After the one-year anniversary of Russia’s brutal invasion of Ukraine—and what a horrible “anniversary” to mark—it would be irresponsible not to take stock of what this war has to say about America’s preparedness, resiliency, awareness, and willingness to defend the things we say are important.
In the most basic sense, the war in Ukraine is a bloody reminder that “war” remains a feature of international relations, regardless of what the diplomatic class and news pundits say.
In a violent refutation of aphorisms such as “modern states don’t make war on each other,” “major countries are too economically interdependent to risk going to war,” and “the costs of becoming an international pariah state are too high,” Russian President Vladimir Putin decided to invade Ukraine anyway—because his goal of making it a vassal state was more important than any of these other interests.
Cough, cough. The same can be said about China’s goal of bringing Taiwan under the direct control of Beijing and of Iran’s clearly demonstrated interest in becoming a nuclear-armed state with the stated intention of destroying Israel as soon as the Islamist regime thinks it’s able to do so.
Some countries refuse to play by the rules preferred by the U.S. and they hold other things more dearly than does the West. They’re perfectly willing to risk economic harm or favorable perception if it means achieving a more important religious, territorial, or power objective.
Thirty years of relative peace and enormous prosperity following the end of the Cold War has led the West (including the United States) to become complacent, distracted, naïve, and short-sighted in foreign, domestic, and economic policies.
Here are some lessons waiting to be learned from the ongoing war in Ukraine.
Timidity does not prevent war or mitigate its severity. In fact, just the opposite results: Timidity, fear, and hesitancy incentivize aggression and worsen the consequences of war.
In responding to war, half measures and tepid, delayed assistance lengthen the duration of conflict, increase the amount of destruction, add to suffering, and make war harder to end. Risk aversion encourages one’s enemy to be more aggressive, rather than less so. It invites bellicosity, threats, and escalation.
New technologies such as drones, long-range precision missiles, and microsatellites (thanks, Elon Musk) give an advantage on the battlefield but by themselves are not war-winners.

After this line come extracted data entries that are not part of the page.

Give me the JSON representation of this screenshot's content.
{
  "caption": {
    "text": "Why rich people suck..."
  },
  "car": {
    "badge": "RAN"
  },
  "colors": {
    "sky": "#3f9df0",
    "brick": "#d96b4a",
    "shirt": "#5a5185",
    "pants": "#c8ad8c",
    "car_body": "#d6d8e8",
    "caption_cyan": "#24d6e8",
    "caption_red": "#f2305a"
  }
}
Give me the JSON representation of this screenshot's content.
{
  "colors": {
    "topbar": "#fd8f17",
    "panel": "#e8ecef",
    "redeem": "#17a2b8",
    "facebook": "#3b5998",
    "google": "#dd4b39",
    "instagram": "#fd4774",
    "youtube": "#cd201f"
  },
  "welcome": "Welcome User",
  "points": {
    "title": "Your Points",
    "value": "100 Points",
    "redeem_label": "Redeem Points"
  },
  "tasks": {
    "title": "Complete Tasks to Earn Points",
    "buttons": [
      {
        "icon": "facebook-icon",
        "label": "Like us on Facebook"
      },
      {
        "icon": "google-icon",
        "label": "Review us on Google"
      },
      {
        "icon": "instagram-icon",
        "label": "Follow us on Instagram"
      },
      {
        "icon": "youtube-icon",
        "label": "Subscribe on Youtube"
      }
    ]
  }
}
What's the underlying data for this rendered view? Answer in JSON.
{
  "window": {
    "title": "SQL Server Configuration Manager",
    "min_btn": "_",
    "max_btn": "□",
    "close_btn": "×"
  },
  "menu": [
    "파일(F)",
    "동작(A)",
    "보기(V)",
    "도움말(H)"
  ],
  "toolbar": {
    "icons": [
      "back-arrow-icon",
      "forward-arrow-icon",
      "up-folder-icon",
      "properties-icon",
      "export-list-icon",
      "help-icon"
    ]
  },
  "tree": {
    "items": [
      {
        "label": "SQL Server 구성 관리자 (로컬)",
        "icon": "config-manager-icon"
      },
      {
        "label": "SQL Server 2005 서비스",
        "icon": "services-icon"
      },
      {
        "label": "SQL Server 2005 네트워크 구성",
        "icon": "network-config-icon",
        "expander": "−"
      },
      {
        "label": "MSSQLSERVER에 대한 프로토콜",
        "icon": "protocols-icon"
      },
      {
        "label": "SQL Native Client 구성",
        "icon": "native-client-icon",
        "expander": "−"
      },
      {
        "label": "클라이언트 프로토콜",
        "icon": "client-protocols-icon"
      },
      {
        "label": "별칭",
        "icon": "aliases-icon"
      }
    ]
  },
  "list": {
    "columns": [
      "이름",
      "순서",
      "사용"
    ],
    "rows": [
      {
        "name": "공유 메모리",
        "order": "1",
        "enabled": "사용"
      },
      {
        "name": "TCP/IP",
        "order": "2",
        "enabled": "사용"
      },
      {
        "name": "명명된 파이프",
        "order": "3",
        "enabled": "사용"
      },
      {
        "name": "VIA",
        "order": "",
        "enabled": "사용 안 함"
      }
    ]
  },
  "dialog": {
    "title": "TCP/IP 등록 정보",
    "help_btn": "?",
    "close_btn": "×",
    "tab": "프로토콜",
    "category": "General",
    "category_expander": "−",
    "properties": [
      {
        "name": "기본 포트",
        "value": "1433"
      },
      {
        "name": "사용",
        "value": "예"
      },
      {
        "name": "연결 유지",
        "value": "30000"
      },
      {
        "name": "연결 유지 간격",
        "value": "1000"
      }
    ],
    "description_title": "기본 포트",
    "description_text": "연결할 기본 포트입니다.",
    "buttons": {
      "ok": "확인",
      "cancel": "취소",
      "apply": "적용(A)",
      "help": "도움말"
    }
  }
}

Despite the use of technology such as cellphone apps and drones, the war in Ukraine has worn-on for a year with artillery, mortars, machine guns, and grenades across broken landscapes that resemble World War I.
New technologies add to long-proven conventional capabilities (sometimes referred to as “legacy” capabilities) and always increase the overall cost of an effective military force. But they can’t be ignored because not having them gives the advantage to the enemy.
Small militaries and minimal inventories of munitions limit a country’s options when war rears its ugly head. The more a nation depletes limited stocks of equipment and ammunition and reduces units and personnel, the more risk-sensitive it will get—and thus less willing to sustain support even when success or disaster hang in the balance.
In several key areas, U.S. forces are half the size they were during the Cold War, when America and its allies faced the Soviet Union. Munitions inventories are at perilously low levels and the companies that make them will need years to bring production back up to speed. And most of the equipment used by America’s military was fielded in the 1980s and 1990s.
Wars are harder to end, more expensive, and far more destructive than most of those who grapple with the realities assume when they start. As costs, complexity, and losses mount, everyone from policymakers to regular folks start to fret, increasingly concerned about how to pay for it all and experiencing the fear that accompanies the potential for escalation.
Americans are used to conflicts and catastrophes ending in the space of a 90-minute movie on Amazon Prime. Reality is harsher.
With this in mind, how should we think about war and what we collectively want for the U.S.? The best world is one where America is safe, free, and prosperous. That means doing what we must to prevent major competitors from denying us access to foreign markets and resources.
It means reassuring other countries that it’s better to partner with the U.S. than with China or Russia or Iran. It also means maintaining a military force that competitors believe is able to defend key U.S. interests anywhere in the world, the very underpinnings of deterrence.
Having all of these—ensuring access to markets, sustaining partner confidence in U.S. capabilities, and presenting credible deterrence that keeps enemies at bay—presumes a military that is sufficient large, modern, competent, and appropriately postured.
Such a credible military is expensive in peacetime, to be sure, and the expense easily can be criticized as unnecessary, even wasteful, when war isn’t being waged. But when war comes—and it always seems to—not having such a military results in the horrible consequences that are playing out on the battlefields of Ukraine.
War is a pay-me-now or pay-me-later affair. Paying up front for training, equipment, and preparedness is costly, but ideally prevents war from occurring. The actual costs of war in casualties, destruction, and money are enormously more than maintaining a military force that could have prevented such larger costs.
An America that is safe, free, and prosperous in a dynamic world replete with competing powers that threaten U.S. interests requires a military and the mechanisms to sustain that military commensurate with these interests.
It is a tragedy that war seems to be needed to remind us of this truth. Ukrainian blood and American treasure are the terrible price being paid for this reminder. A greater tragedy, though, would be to dismiss the lessons generated at such high cost.